February 20, 2005


Confusing Rules Deny Vote to Ex-Felons, Study Says

 

By  ERIC LICHTBLAU

WASHINGTON, Feb. 19 - An estimated 1.5 million former convicts are unable to vote in 14 states around the country because of state policies that make it cumbersome, confusing and difficult for them to return to voter rolls after completing their sentences, according to a new study.

Fewer than 3 percent of felons in those states have managed to register to vote after finishing their sentences, according to the study released Wednesday by the Sentencing Project, a nonprofit research group that favors more liberal sentencing policies for criminals.

In Mississippi, for instance, just 107 of more than 82,000 felons have had their voting rights restored since 1992 after completing their sentences, the study found, and in Nebraska, the tally was 343 of more than 44,000.

The question of whether and how former convicts should be allowed to vote has generated a growing nationwide debate in recent months.

The issue became contentious in Florida in the 2000 election and again last year because of accusations that felons, many of them members of minority groups, were effectively being blocked from re-registering, while some Republicans in Washington State asserted that felons were voting illegally in last year's close race for governor.

The Supreme Court declined last year to consider differing interpretations from two appellate courts on the power of states to strip felons of the right to vote. Legislators in some states have pushed to loosen restrictions on registering felons, but others have advocated expanding the types of crimes that would make an offender ineligible to vote.

At the federal level, Democrats in the Senate and House, including Senators Hillary Rodham Clinton of New York and Barbara Boxer of California, introduced legislation this week that addresses the issue.
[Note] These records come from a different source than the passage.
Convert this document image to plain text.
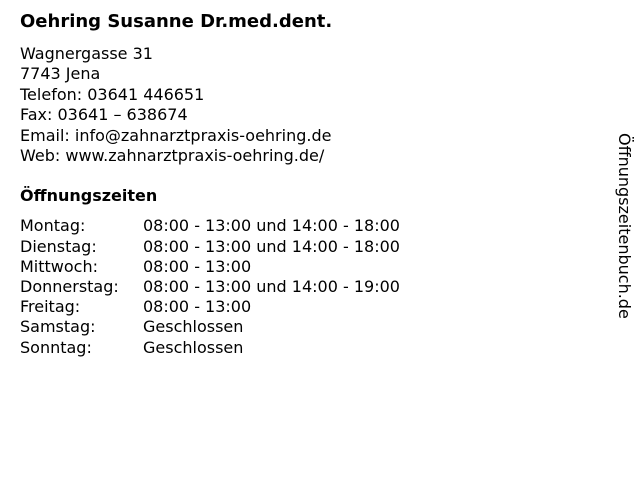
Oehring Susanne Dr.med.dent.
Wagnergasse 31
7743 Jena
Telefon: 03641 446651
Fax: 03641 – 638674
Email: info@zahnarztpraxis-oehring.de
Web: www.zahnarztpraxis-oehring.de/
Öffnungszeiten
Montag:	08:00 - 13:00 und 14:00 - 18:00
Dienstag:	08:00 - 13:00 und 14:00 - 18:00
Mittwoch:	08:00 - 13:00
Donnerstag:	08:00 - 13:00 und 14:00 - 19:00
Freitag:	08:00 - 13:00
Samstag:	Geschlossen
Sonntag:	Geschlossen
Öffnungszeitenbuch.de
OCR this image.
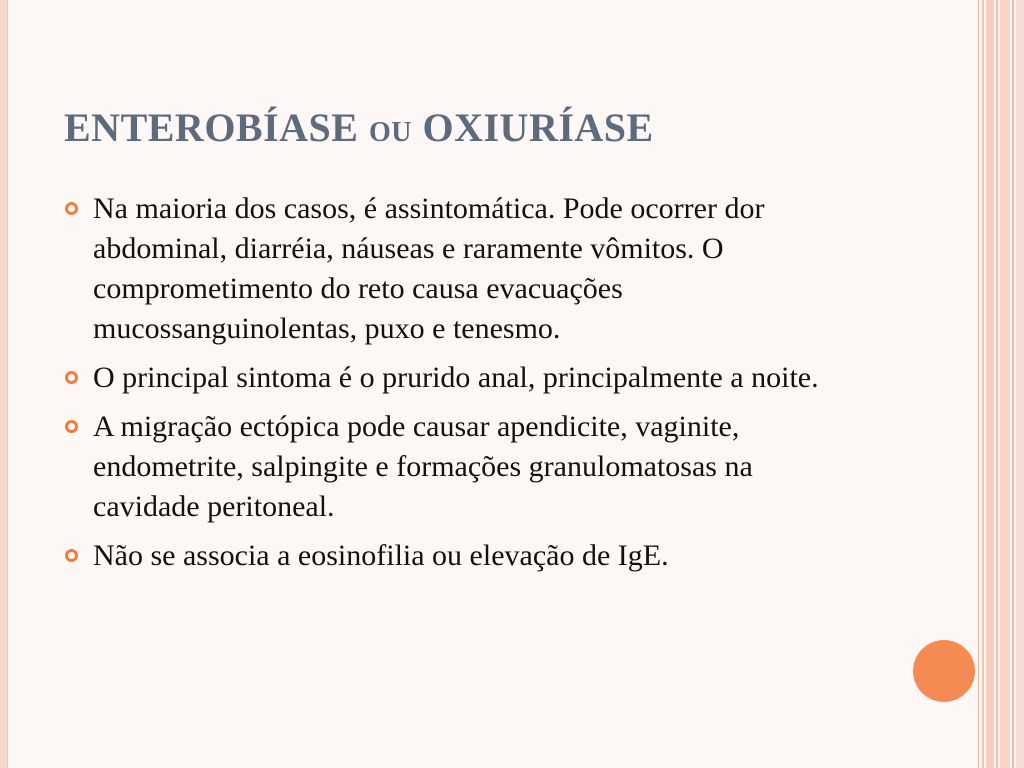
ENTEROBÍASE OU OXIURÍASE
Na maioria dos casos, é assintomática. Pode ocorrer dor abdominal, diarréia, náuseas e raramente vômitos. O comprometimento do reto causa evacuações mucossanguinolentas, puxo e tenesmo.
O principal sintoma é o prurido anal, principalmente a noite.
A migração ectópica pode causar apendicite, vaginite, endometrite, salpingite e formações granulomatosas na cavidade peritoneal.
Não se associa a eosinofilia ou elevação de IgE.
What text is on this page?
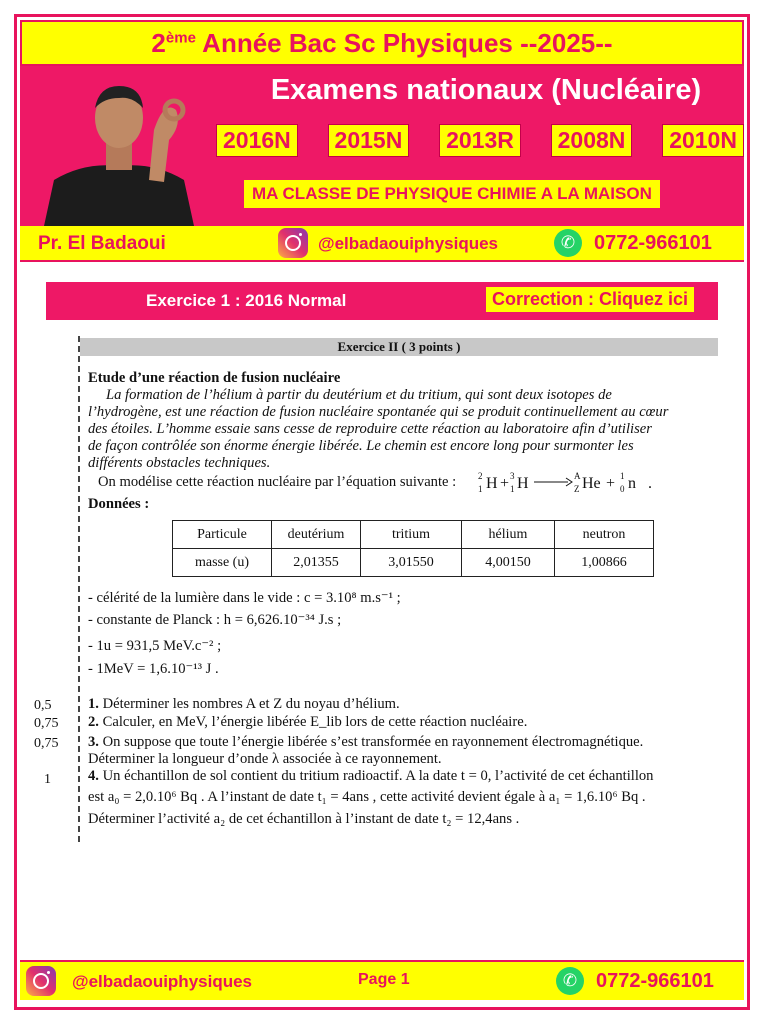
2ème Année Bac Sc Physiques --2025--
Examens nationaux (Nucléaire)
2016N	2015N	2013R	2008N	2010N
MA CLASSE DE PHYSIQUE CHIMIE A LA MAISON
Pr. El Badaoui	@elbadaouiphysiques	✆ 0772-966101
Exercice 1 : 2016 Normal	Correction : Cliquez ici
Exercice II ( 3 points )
Etude d’une réaction de fusion nucléaire
La formation de l’hélium à partir du deutérium et du tritium, qui sont deux isotopes de
l’hydrogène, est une réaction de fusion nucléaire spontanée qui se produit continuellement au cœur
des étoiles. L’homme essaie sans cesse de reproduire cette réaction au laboratoire afin d’utiliser
de façon contrôlée son énorme énergie libérée. Le chemin est encore long pour surmonter les
différents obstacles techniques.
On modélise cette réaction nucléaire par l’équation suivante : H
2
1 + H
3
1	He
A
Z + n
1
0 .
Données :
Particule	deutérium	tritium	hélium	neutron
masse (u)	2,01355	3,01550	4,00150	1,00866
- célérité de la lumière dans le vide : c = 3.10⁸ m.s⁻¹ ;
- constante de Planck : h = 6,626.10⁻³⁴ J.s ;
- 1u = 931,5 MeV.c⁻² ;
- 1MeV = 1,6.10⁻¹³ J .
0,5
0,75
0,75
1
1. Déterminer les nombres A et Z du noyau d’hélium.
2. Calculer, en MeV, l’énergie libérée E_lib lors de cette réaction nucléaire.
3. On suppose que toute l’énergie libérée s’est transformée en rayonnement électromagnétique.
Déterminer la longueur d’onde λ associée à ce rayonnement.
4. Un échantillon de sol contient du tritium radioactif. A la date t = 0, l’activité de cet échantillon
est a₀ = 2,0.10⁶ Bq . A l’instant de date t₁ = 4ans , cette activité devient égale à a₁ = 1,6.10⁶ Bq .
Déterminer l’activité a₂ de cet échantillon à l’instant de date t₂ = 12,4ans .
@elbadaouiphysiques	Page 1	✆ 0772-966101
Among a host of other proposals for ensuring that "every vote is counted," the legislation seeks to restore voting rights "for felons who have repaid their debt to society" and would require states to end the practice of denying voting rights to felons who have completed their prison terms, parole or probation, the sponsors said.

The Sentencing Project said its study was the first to survey how frequently felons were denied voting rights in states with restrictive policies. It examined 14 states that do not automatically restore voting rights to felons after they complete their sentences. Those states are Alabama, Arizona, Delaware, Florida, Iowa, Kentucky, Maryland, Mississippi, Nebraska, Nevada, Tennessee, Virginia, Washington and Wyoming.

The study found that Florida, with 48,000 felons returned to voting ranks, was the only state where a significant number had their voting rights restored, but only after extended court battles there.

The report blamed long and confusing waiting periods before felons can seek voting eligibility, inadequate data in state records systems, and arbitrary standards. Some states, like Florida and Kentucky, employ "character tests" that allow state officials to ask felons about their drinking habits or to require them to submit letters of reference in applying for voting rights, the report said.

"What we found is that the procedures in many states for restoring felons' voting rights are so little used and so cumbersome that the possibility of getting restored voting rights for many of these people is just illusory," Marc Mauer, the assistant director of the Sentencing Project, said in an interview.

Several officials involved in state voting procedures did not dispute the study's findings but said they were taking steps to make it easier for felons to register when allowed by state law.

Meredith Imwalle, a spokeswoman for the National Association of Secretaries of State, said a continuing overhaul of state voting databases should help to ease the problem by linking voter rolls in many states to criminal and corrections records.

In Mississippi, a state singled out by the Sentencing Project, a felon guilty of murder, rape or a number of other crimes that result in disenfranchisement must appeal to the governor or the Legislature to regain the right to vote.

"I would say that it is rare for that to happen, as the numbers in this study seem to reflect, so it may in fact be easier for a felon to regain the right to vote in other states," said David Blount, a spokesman for the Mississippi secretary of state's office.

But Mr. Blount said Mississippi, like some other states, was limited in its options because it would take an amendment to the State Constitution to change the procedure.